Search code examples
pythonlistsubtraction

How to identify duplicate strings in lists?


I am importing a column with 1280 (so I thought) unique IDs from a DataFrame from a csv-file.

I had planned to put every ID into a dictionary as a key and set '0' as the value. And then put everything into a new DataFrame.

When extracting the column from the DataFrame as a list, I noticed that the number was reduced to 1189 instead of 1280.

I figured, there must be duplicates in the original DataFrame. That would be a surprise since the IDs are supposed to be unique IDs. I could take a shortcut and just use the list for the new DataFrame. However, it is vital that I figure out what's going on and identify duplicates if there are any.

The only problem is, I can't identify any duplicates. I'm at a loss as to what the problem could be.

import pandas as pd
from itertools import cycle

DF0 = pd.read_csv("FILENAME.csv", sep='$', encoding='utf-8-sig')

l_o_0 = ['0']

l_DF0 = list(DF0['Short_ID'])
print('  len of origin object   '+str(len(DF0['Short_ID'])))
print('            l_DF0 is a   '+str(type(l_DF0)))
print('                of len   '+str(len(l_DF0))+'\n')

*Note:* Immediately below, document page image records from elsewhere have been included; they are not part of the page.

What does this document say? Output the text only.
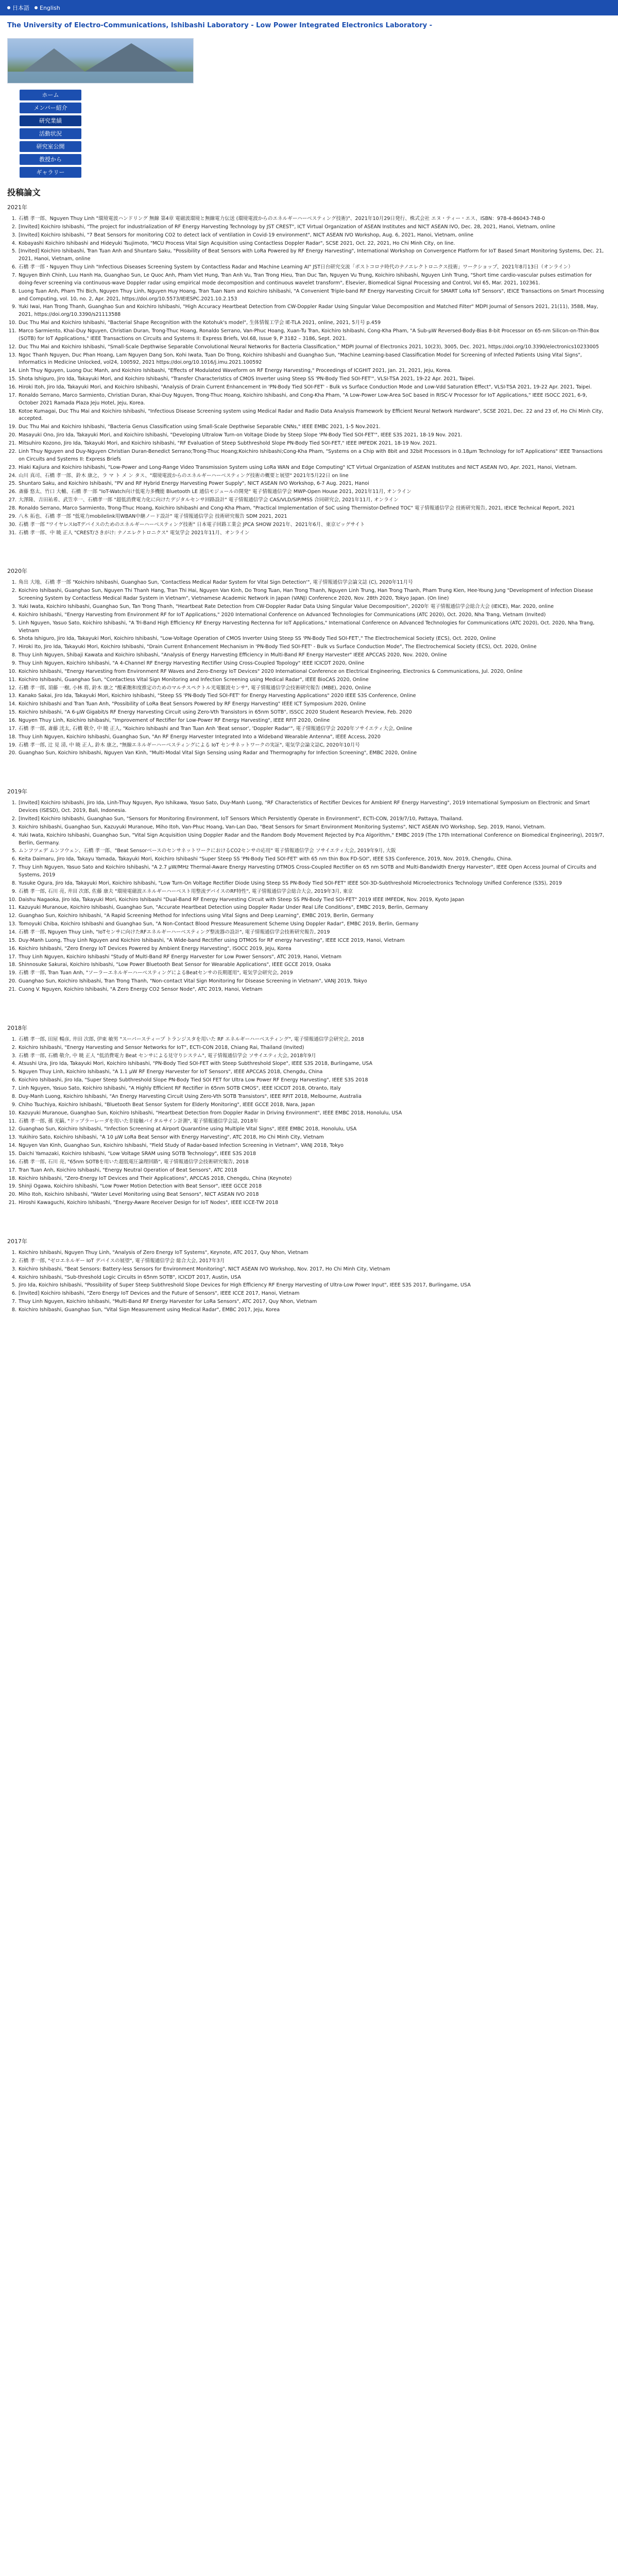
日本語 English
The University of Electro-Communications, Ishibashi Laboratory - Low Power Integrated Electronics Laboratory -
ホーム
メンバー紹介
研究業績
活動状況
研究室公開
教授から
ギャラリー
投稿論文
2021年
1. 石橋 孝一郎、Nguyen Thuy Linh "環境電波ハンドリング 無線 第4章 電磁波環境と無線電力伝送 (環境電波からのエネルギーハーベスティング技術)"、2021年10月29日発行、株式会社 エヌ・ティー・エス、ISBN：978-4-86043-748-0
2. [Invited] Koichiro Ishibashi, "The project for industrialization of RF Energy Harvesting Technology by JST CREST", ICT Virtual Organization of ASEAN Institutes and NICT ASEAN IVO, Dec. 28, 2021, Hanoi, Vietnam, online
3. [Invited] Koichiro Ishibashi, "7 Beat Sensors for monitoring CO2 to detect lack of ventilation in Covid-19 environment", NICT ASEAN IVO Workshop, Aug. 6, 2021, Hanoi, Vietnam, online
4. Kobayashi Koichiro Ishibashi and Hideyuki Tsujimoto, "MCU Process Vital Sign Acquisition using Contactless Doppler Radar", SCSE 2021, Oct. 22, 2021, Ho Chi Minh City, on line.
5. [Invited] Koichiro Ishibashi, Tran Tuan Anh and Shuntaro Saku, "Possibility of Beat Sensors with LoRa Powered by RF Energy Harvesting", International Workshop on Convergence Platform for IoT Based Smart Monitoring Systems, Dec. 21, 2021, Hanoi, Vietnam, online
6. 石橋 孝一郎・Nguyen Thuy Linh "Infectious Diseases Screening System by Contactless Radar and Machine Learning AI" JST日台研究交流「ポストコロナ時代のナノエレクトロニクス技術」ワークショップ、2021年8月13日（オンライン）
7. Nguyen Binh Chinh, Luu Hanh Ha, Guanghao Sun, Le Quoc Anh, Pham Viet Hung, Tran Anh Vu, Tran Trong Hieu, Tran Duc Tan, Nguyen Vu Trung, Koichiro Ishibashi, Nguyen Linh Trung, "Short time cardio-vascular pulses estimation for doing-fever screening via continuous-wave Doppler radar using empirical mode decomposition and continuous wavelet transform", Elsevier, Biomedical Signal Processing and Control, Vol 65, Mar. 2021, 102361.
8. Luong Tuan Anh, Pham Thi Bich, Nguyen Thuy Linh, Nguyen Huy Hoang, Tran Tuan Nam and Koichiro Ishibashi, "A Convenient Triple-band RF Energy Harvesting Circuit for SMART LoRa IoT Sensors", IEICE Transactions on Smart Processing and Computing, vol. 10, no. 2, Apr. 2021, https://doi.org/10.5573/IEIESPC.2021.10.2.153
9. Yuki Iwai, Han Trong Thanh, Guanghao Sun and Koichiro Ishibashi, "High Accuracy Heartbeat Detection from CW-Doppler Radar Using Singular Value Decomposition and Matched Filter" MDPI Journal of Sensors 2021, 21(11), 3588, May, 2021, https://doi.org/10.3390/s21113588
10. Duc Thu Mai and Koichiro Ishibashi, "Bacterial Shape Recognition with the Kotohuk's model", 生体情報工学会 IE-TLA 2021, online, 2021, 5月号 p.459
11. Marco Sarmiento, Khai-Duy Nguyen, Christian Duran, Trong-Thuc Hoang, Ronaldo Serrano, Van-Phuc Hoang, Xuan-Tu Tran, Koichiro Ishibashi, Cong-Kha Pham, "A Sub-μW Reversed-Body-Bias 8-bit Processor on 65-nm Silicon-on-Thin-Box (SOTB) for IoT Applications," IEEE Transactions on Circuits and Systems II: Express Briefs, Vol.68, Issue 9, P 3182 – 3186, Sept. 2021.
12. Duc Thu Mai and Koichiro Ishibashi, "Small-Scale Depthwise Separable Convolutional Neural Networks for Bacteria Classification," MDPI Journal of Electronics 2021, 10(23), 3005, Dec. 2021, https://doi.org/10.3390/electronics10233005
13. Ngoc Thanh Nguyen, Duc Phan Hoang, Lam Nguyen Dang Son, Kohi Iwata, Tuan Do Trong, Koichiro Ishibashi and Guanghao Sun, "Machine Learning-based Classification Model for Screening of Infected Patients Using Vital Signs", Informatics in Medicine Unlocked, vol24, 100592, 2021 https://doi.org/10.1016/j.imu.2021.100592
14. Linh Thuy Nguyen, Luong Duc Manh, and Koichiro Ishibashi, "Effects of Modulated Waveform on RF Energy Harvesting," Proceedings of ICGHIT 2021, Jan. 21, 2021, Jeju, Korea.
15. Shota Ishiguro, Jiro Ida, Takayuki Mori, and Koichiro Ishibashi, "Transfer Characteristics of CMOS Inverter using Steep SS 'PN-Body Tied SOI-FET'", VLSI-TSA 2021, 19-22 Apr. 2021, Taipei.
16. Hiroki Itoh, Jiro Ida, Takayuki Mori, and Koichiro Ishibashi, "Analysis of Drain Current Enhancement in 'PN-Body Tied SOI-FET' - Bulk vs Surface Conduction Mode and Low-Vdd Saturation Effect", VLSI-TSA 2021, 19-22 Apr. 2021, Taipei.
17. Ronaldo Serrano, Marco Sarmiento, Christian Duran, Khai-Duy Nguyen, Trong-Thuc Hoang, Koichiro Ishibashi, and Cong-Kha Pham, "A Low-Power Low-Area SoC based in RISC-V Processor for IoT Applications," IEEE ISOCC 2021, 6-9, October 2021 Ramada Plaza Jeju Hotel, Jeju, Korea.
18. Kotoe Kumagai, Duc Thu Mai and Koichiro Ishibashi, "Infectious Disease Screening system using Medical Radar and Radio Data Analysis Framework by Efficient Neural Network Hardware", SCSE 2021, Dec. 22 and 23 of, Ho Chi Minh City, accepted.
19. Duc Thu Mai and Koichiro Ishibashi, "Bacteria Genus Classification using Small-Scale Depthwise Separable CNNs," IEEE EMBC 2021, 1-5 Nov.2021.
20. Masayuki Ono, Jiro Ida, Takayuki Mori, and Koichiro Ishibashi, "Developing Ultralow Turn-on Voltage Diode by Steep Slope 'PN-Body Tied SOI-FET'", IEEE S3S 2021, 18-19 Nov. 2021.
21. Mitsuhiro Kozono, Jiro Ida, Takayuki Mori, and Koichiro Ishibashi, "RF Evaluation of Steep Subthreshold Slope PN-Body Tied SOI-FET," IEEE IMFEDK 2021, 18-19 Nov. 2021.
22. Linh Thuy Nguyen and Duy-Nguyen Christian Duran-Benedict Serrano;Trong-Thuc Hoang;Koichiro Ishibashi;Cong-Kha Pham, "Systems on a Chip with 8bit and 32bit Processors in 0.18μm Technology for IoT Applications" IEEE Transactions on Circuits and Systems II: Express Briefs
23. Hiaki Kajiura and Koichiro Ishibashi, "Low-Power and Long-Range Video Transmission System using LoRa WAN and Edge Computing" ICT Virtual Organization of ASEAN Institutes and NICT ASEAN IVO, Apr. 2021, Hanoi, Vietnam.
24. 山川 真司、石橋 孝一郎、鈴木 康之、ラ マ ト メ ン タス、"環境電波からのエネルギーハーベスティング技術の概要と展望" 2021年5月22日 on line
25. Shuntaro Saku, and Koichiro Ishibashi, "PV and RF Hybrid Energy Harvesting Power Supply", NICT ASEAN IVO Workshop, 6-7 Aug. 2021, Hanoi
26. 斎藤 悠太、竹口 大輔、石橋 孝一郎 "IoT-Watch向け低電力多機能 Bluetooth LE 通信モジュールの開発" 電子情報通信学会 MWP-Open House 2021, 2021年11月, オンライン
27. 大澤隆、吉田祐希、武笠幸一、石橋孝一郎 "超低消費電力化に向けたデジタルセンサ回路設計" 電子情報通信学会 CAS/VLD/SIP/MSS 合同研究会, 2021年11月, オンライン
28. Ronaldo Serrano, Marco Sarmiento, Trong-Thuc Hoang, Koichiro Ishibashi and Cong-Kha Pham, "Practical Implementation of SoC using Thermistor-Defined TOC" 電子情報通信学会 技術研究報告, 2021, IEICE Technical Report, 2021
29. 八木 拓也、石橋 孝一郎 "低電力mobilelink用WBAN中継ノード設計" 電子情報通信学会 技術研究報告 SDM 2021, 2021
30. 石橋 孝一郎 "ワイヤレスIoTデバイスのためのエネルギーハーベスティング技術" 日本電子回路工業会 JPCA SHOW 2021年、2021年6月、東京ビッグサイト
31. 石橋 孝一郎、中 暁 正人 "CREST/さきがけ: ナノエレクトロニクス" 電気学会 2021年11月、オンライン
2020年
1. 角出 大地、石橋 孝一郎 "Koichiro Ishibashi, Guanghao Sun, 'Contactless Medical Radar System for Vital Sign Detection'", 電子情報通信学会論文誌 (C), 2020年11月号
2. Koichiro Ishibashi, Guanghao Sun, Nguyen Thi Thanh Hang, Tran Thi Hai, Nguyen Van Kinh, Do Trong Tuan, Han Trong Thanh, Nguyen Linh Trung, Han Trong Thanh, Pham Trung Kien, Hee-Young Jung "Development of Infection Disease Screening System by Contactless Medical Radar System in Vietnam", Vietnamese Academic Network in Japan (VANJ) Conference 2020, Nov. 28th 2020, Tokyo Japan. (On line)
3. Yuki Iwata, Koichiro Ishibashi, Guanghao Sun, Tan Trong Thanh, "Heartbeat Rate Detection from CW-Doppler Radar Data Using Singular Value Decomposition", 2020年 電子情報通信学会総合大会 (IEICE), Mar. 2020, online
4. Koichiro Ishibashi, "Energy Harvesting from Environment RF for IoT Applications," 2020 International Conference on Advanced Technologies for Communications (ATC 2020), Oct. 2020, Nha Trang, Vietnam (Invited)
5. Linh Nguyen, Yasuo Sato, Koichiro Ishibashi, "A Tri-Band High Efficiency RF Energy Harvesting Rectenna for IoT Applications," International Conference on Advanced Technologies for Communications (ATC 2020), Oct. 2020, Nha Trang, Vietnam
6. Shota Ishiguro, Jiro Ida, Takayuki Mori, Koichiro Ishibashi, "Low-Voltage Operation of CMOS Inverter Using Steep SS 'PN-Body Tied SOI-FET'," The Electrochemical Society (ECS), Oct. 2020, Online
7. Hiroki Ito, Jiro Ida, Takayuki Mori, Koichiro Ishibashi, "Drain Current Enhancement Mechanism in 'PN-Body Tied SOI-FET' - Bulk vs Surface Conduction Mode", The Electrochemical Society (ECS), Oct. 2020, Online
8. Thuy Linh Nguyen, Shibaji Kawata and Koichiro Ishibashi, "Analysis of Energy Harvesting Efficiency in Multi-Band RF Energy Harvester" IEEE APCCAS 2020, Nov. 2020, Online
9. Thuy Linh Nguyen, Koichiro Ishibashi, "A 4-Channel RF Energy Harvesting Rectifier Using Cross-Coupled Topology" IEEE ICICDT 2020, Online
10. Koichiro Ishibashi, "Energy Harvesting from Environment RF Waves and Zero-Energy IoT Devices" 2020 International Conference on Electrical Engineering, Electronics & Communications, Jul. 2020, Online
11. Koichiro Ishibashi, Guanghao Sun, "Contactless Vital Sign Monitoring and Infection Screening using Medical Radar", IEEE BioCAS 2020, Online
12. 石橋 孝一郎, 須藤 一樹, 小林 将, 鈴木 康之 "酸素飽和度推定のためのマルチスペクトル光電脈波センサ", 電子情報通信学会技術研究報告 (MBE), 2020, Online
13. Kanako Sakai, Jiro Ida, Takayuki Mori, Koichiro Ishibashi, "Steep SS 'PN-Body Tied SOI-FET' for Energy Harvesting Applications" 2020 IEEE S3S Conference, Online
14. Koichiro Ishibashi and Tran Tuan Anh, "Possibility of LoRa Beat Sensors Powered by RF Energy Harvesting" IEEE ICT Symposium 2020, Online
15. Koichiro Ishibashi, "A 6-μW Gigabit/s RF Energy Harvesting Circuit using Zero-Vth Transistors in 65nm SOTB", ISSCC 2020 Student Research Preview, Feb. 2020
16. Nguyen Thuy Linh, Koichiro Ishibashi, "Improvement of Rectifier for Low-Power RF Energy Harvesting", IEEE RFIT 2020, Online
17. 石橋 孝一郎, 斎藤 洸太, 石橋 敬介, 中 暁 正人, "Koichiro Ishibashi and Tran Tuan Anh 'Beat sensor', 'Doppler Radar'", 電子情報通信学会 2020年ソサイエティ大会, Online
18. Thuy Linh Nguyen, Koichiro Ishibashi, Guanghao Sun, "An RF Energy Harvester Integrated Into a Wideband Wearable Antenna", IEEE Access, 2020
19. 石橋 孝一郎, 辻 見 清, 中 暁 正人, 鈴木 康之, "無線エネルギーハーベスティングによる IoT センサネットワークの実証", 電気学会論文誌C, 2020年10月号
20. Guanghao Sun, Koichiro Ishibashi, Nguyen Van Kinh, "Multi-Modal Vital Sign Sensing using Radar and Thermography for Infection Screening", EMBC 2020, Online
2019年
1. [Invited] Koichiro Ishibashi, Jiro Ida, Linh-Thuy Nguyen, Ryo Ishikawa, Yasuo Sato, Duy-Manh Luong, "RF Characteristics of Rectifier Devices for Ambient RF Energy Harvesting", 2019 International Symposium on Electronic and Smart Devices (ISESD), Oct. 2019, Bali, Indonesia.
2. [Invited] Koichiro Ishibashi, Guanghao Sun, "Sensors for Monitoring Environment, IoT Sensors Which Persistently Operate in Environment", ECTI-CON, 2019/7/10, Pattaya, Thailand.
3. Koichiro Ishibashi, Guanghao Sun, Kazuyuki Muranoue, Miho Itoh, Van-Phuc Hoang, Van-Lan Dao, "Beat Sensors for Smart Environment Monitoring Systems", NICT ASEAN IVO Workshop, Sep. 2019, Hanoi, Vietnam.
4. Yuki Iwata, Koichiro Ishibashi, Guanghao Sun, "Vital Sign Acquisition Using Doppler Radar and the Random Body Movement Rejected by Pca Algorithm," EMBC 2019 (The 17th International Conference on Biomedical Engineering), 2019/7, Berlin, Germany.
5. ムンフツェデ ムンフウェン、石橋 孝一郎、"Beat SensorベースのセンサネットワークにおけるCO2センサの応用" 電子情報通信学会 ソサイエティ大会, 2019年9月, 大阪
6. Keita Daimaru, Jiro Ida, Takayu Yamada, Takayuki Mori, Koichiro Ishibashi "Super Steep SS 'PN-Body Tied SOI-FET' with 65 nm thin Box FD-SOI", IEEE S3S Conference, 2019, Nov. 2019, Chengdu, China.
7. Thuy Linh Nguyen, Yasuo Sato and Koichiro Ishibashi, "A 2.7 μW/MHz Thermal-Aware Energy Harvesting DTMOS Cross-Coupled Rectifier on 65 nm SOTB and Multi-Bandwidth Energy Harvester", IEEE Open Access Journal of Circuits and Systems, 2019
8. Yusuke Ogura, Jiro Ida, Takayuki Mori, Koichiro Ishibashi, "Low Turn-On Voltage Rectifier Diode Using Steep SS PN-Body Tied SOI-FET" IEEE SOI-3D-Subthreshold Microelectronics Technology Unified Conference (S3S), 2019
9. 石橋 孝一郎, 石川 亮, 井田 次郎, 佐藤 康夫 "環境電磁波エネルギーハーベスト用整流デバイスのRF特性", 電子情報通信学会総合大会, 2019年3月, 東京
10. Daishu Nagaoka, Jiro Ida, Takayuki Mori, Koichiro Ishibashi "Dual-Band RF Energy Harvesting Circuit with Steep SS PN-Body Tied SOI-FET" 2019 IEEE IMFEDK, Nov. 2019, Kyoto Japan
11. Kazuyuki Muranoue, Koichiro Ishibashi, Guanghao Sun, "Accurate Heartbeat Detection using Doppler Radar Under Real Life Conditions", EMBC 2019, Berlin, Germany
12. Guanghao Sun, Koichiro Ishibashi, "A Rapid Screening Method for Infections using Vital Signs and Deep Learning", EMBC 2019, Berlin, Germany
13. Tomoyuki Chiba, Koichiro Ishibashi and Guanghao Sun, "A Non-Contact Blood Pressure Measurement Scheme Using Doppler Radar", EMBC 2019, Berlin, Germany
14. 石橋 孝一郎, Nguyen Thuy Linh, "IoTセンサに向けたRFエネルギーハーベスティング整流器の設計", 電子情報通信学会技術研究報告, 2019
15. Duy-Manh Luong, Thuy Linh Nguyen and Koichiro Ishibashi, "A Wide-band Rectifier using DTMOS for RF energy harvesting", IEEE ICCE 2019, Hanoi, Vietnam
16. Koichiro Ishibashi, "Zero Energy IoT Devices Powered by Ambient Energy Harvesting", ISOCC 2019, Jeju, Korea
17. Thuy Linh Nguyen, Koichiro Ishibashi "Study of Multi-Band RF Energy Harvester for Low Power Sensors", ATC 2019, Hanoi, Vietnam
18. Shinnosuke Sakurai, Koichiro Ishibashi, "Low Power Bluetooth Beat Sensor for Wearable Applications", IEEE GCCE 2019, Osaka
19. 石橋 孝一郎, Tran Tuan Anh, "ソーラーエネルギーハーベスティングによるBeatセンサの長期運用", 電気学会研究会, 2019
20. Guanghao Sun, Koichiro Ishibashi, Tran Trong Thanh, "Non-contact Vital Sign Monitoring for Disease Screening in Vietnam", VANJ 2019, Tokyo
21. Cuong V. Nguyen, Koichiro Ishibashi, "A Zero Energy CO2 Sensor Node", ATC 2019, Hanoi, Vietnam
2018年
1. 石橋 孝一郎, 田屋 暢彦, 井田 次郎, 伊東 敏男 "スーパースティープ トランジスタを用いた RF エネルギーハーベスティング", 電子情報通信学会研究会, 2018
2. Koichiro Ishibashi, "Energy Harvesting and Sensor Networks for IoT", ECTI-CON 2018, Chiang Rai, Thailand (Invited)
3. 石橋 孝一郎, 石橋 敬介, 中 暁 正人 "低消費電力 Beat センサによる見守りシステム", 電子情報通信学会 ソサイエティ大会, 2018年9月
4. Atsushi Ura, Jiro Ida, Takayuki Mori, Koichiro Ishibashi, "PN-Body Tied SOI-FET with Steep Subthreshold Slope", IEEE S3S 2018, Burlingame, USA
5. Nguyen Thuy Linh, Koichiro Ishibashi, "A 1.1 μW RF Energy Harvester for IoT Sensors", IEEE APCCAS 2018, Chengdu, China
6. Koichiro Ishibashi, Jiro Ida, "Super Steep Subthreshold Slope PN-Body Tied SOI FET for Ultra Low Power RF Energy Harvesting", IEEE S3S 2018
7. Linh Nguyen, Yasuo Sato, Koichiro Ishibashi, "A Highly Efficient RF Rectifier in 65nm SOTB CMOS", IEEE ICICDT 2018, Otranto, Italy
8. Duy-Manh Luong, Koichiro Ishibashi, "An Energy Harvesting Circuit Using Zero-Vth SOTB Transistors", IEEE RFIT 2018, Melbourne, Australia
9. Chiho Tsuchiya, Koichiro Ishibashi, "Bluetooth Beat Sensor System for Elderly Monitoring", IEEE GCCE 2018, Nara, Japan
10. Kazuyuki Muranoue, Guanghao Sun, Koichiro Ishibashi, "Heartbeat Detection from Doppler Radar in Driving Environment", IEEE EMBC 2018, Honolulu, USA
11. 石橋 孝一郎, 孫 光鎬, "ドップラーレーダを用いた非接触バイタルサイン計測", 電子情報通信学会誌, 2018年
12. Guanghao Sun, Koichiro Ishibashi, "Infection Screening at Airport Quarantine using Multiple Vital Signs", IEEE EMBC 2018, Honolulu, USA
13. Yukihiro Sato, Koichiro Ishibashi, "A 10 μW LoRa Beat Sensor with Energy Harvesting", ATC 2018, Ho Chi Minh City, Vietnam
14. Nguyen Van Kinh, Guanghao Sun, Koichiro Ishibashi, "Field Study of Radar-based Infection Screening in Vietnam", VANJ 2018, Tokyo
15. Daichi Yamazaki, Koichiro Ishibashi, "Low Voltage SRAM using SOTB Technology", IEEE S3S 2018
16. 石橋 孝一郎, 石川 亮, "65nm SOTBを用いた超低電圧論理回路", 電子情報通信学会技術研究報告, 2018
17. Tran Tuan Anh, Koichiro Ishibashi, "Energy Neutral Operation of Beat Sensors", ATC 2018
18. Koichiro Ishibashi, "Zero-Energy IoT Devices and Their Applications", APCCAS 2018, Chengdu, China (Keynote)
19. Shinji Ogawa, Koichiro Ishibashi, "Low Power Motion Detection with Beat Sensor", IEEE GCCE 2018
20. Miho Itoh, Koichiro Ishibashi, "Water Level Monitoring using Beat Sensors", NICT ASEAN IVO 2018
21. Hiroshi Kawaguchi, Koichiro Ishibashi, "Energy-Aware Receiver Design for IoT Nodes", IEEE ICCE-TW 2018
2017年
1. Koichiro Ishibashi, Nguyen Thuy Linh, "Analysis of Zero Energy IoT Systems", Keynote, ATC 2017, Quy Nhon, Vietnam
2. 石橋 孝一郎, "ゼロエネルギー IoT デバイスの展望", 電子情報通信学会 総合大会, 2017年3月
3. Koichiro Ishibashi, "Beat Sensors: Battery-less Sensors for Environment Monitoring", NICT ASEAN IVO Workshop, Nov. 2017, Ho Chi Minh City, Vietnam
4. Koichiro Ishibashi, "Sub-threshold Logic Circuits in 65nm SOTB", ICICDT 2017, Austin, USA
5. Jiro Ida, Koichiro Ishibashi, "Possibility of Super Steep Subthreshold Slope Devices for High Efficiency RF Energy Harvesting of Ultra-Low Power Input", IEEE S3S 2017, Burlingame, USA
6. [Invited] Koichiro Ishibashi, "Zero Energy IoT Devices and the Future of Sensors", IEEE ICCE 2017, Hanoi, Vietnam
7. Thuy Linh Nguyen, Koichiro Ishibashi, "Multi-Band RF Energy Harvester for LoRa Sensors", ATC 2017, Quy Nhon, Vietnam
8. Koichiro Ishibashi, Guanghao Sun, "Vital Sign Measurement using Medical Radar", EMBC 2017, Jeju, Korea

d_DF0 = dict(zip(DF0['Short_ID'], cycle(l_o_0)))
print('  len of origin object   '+str(len(DF0['Short_ID'])))
print('            d_DF0 is a   '+str(type(d_DF0)))
print('                of len   '+str(len(d_DF0))+'\n')

print('           difference:   '+(str(len(DF0['Short_ID'])-len(d_DF0)))+'\n')

s_DF0 = set(l_DF0)
print('            s_DF0 is a   '+str(type(s_DF0)))
print('             of length   '+str(len(s_DF0))+'\n')

red_l_DF0 = list(s_DF0)
print('        red_l_DF0 is a   '+str(type(red_l_DF0)))
print('             of length   '+str(len(red_l_DF0))+'\n')

l_prob = []
for item in l_DF0:
    if item not in red_l_DF0:
        l_prob.append(item)
print(len(l_prob))

The output is:

  len of origin object   1280
            l_DF0 is a   <class 'list'>
                of len   1280

  len of origin object   1280
            d_DF0 is a   <class 'dict'>
                of len   1189

           difference:   91

            s_DF0 is a   <class 'set'>
             of length   1189

        red_l_DF0 is a   <class 'list'>
             of length   1189

           l_prob is a   <class 'list'>
             of length   0
>>>

I tried the above based on what I found here:
Python list subtraction operation
Either I'm not using tool properly or it's the wrong tool. Any help would be appreciated -- thanks in advance!!


Solution

  • Use pandas' duplicated function:

    duplicated_stuff = DF0[DF0['Short_ID'].duplicated()]
    

    Depending on what you want to see change the keep parameter of duplicated. For your debugging you probably want keep=False.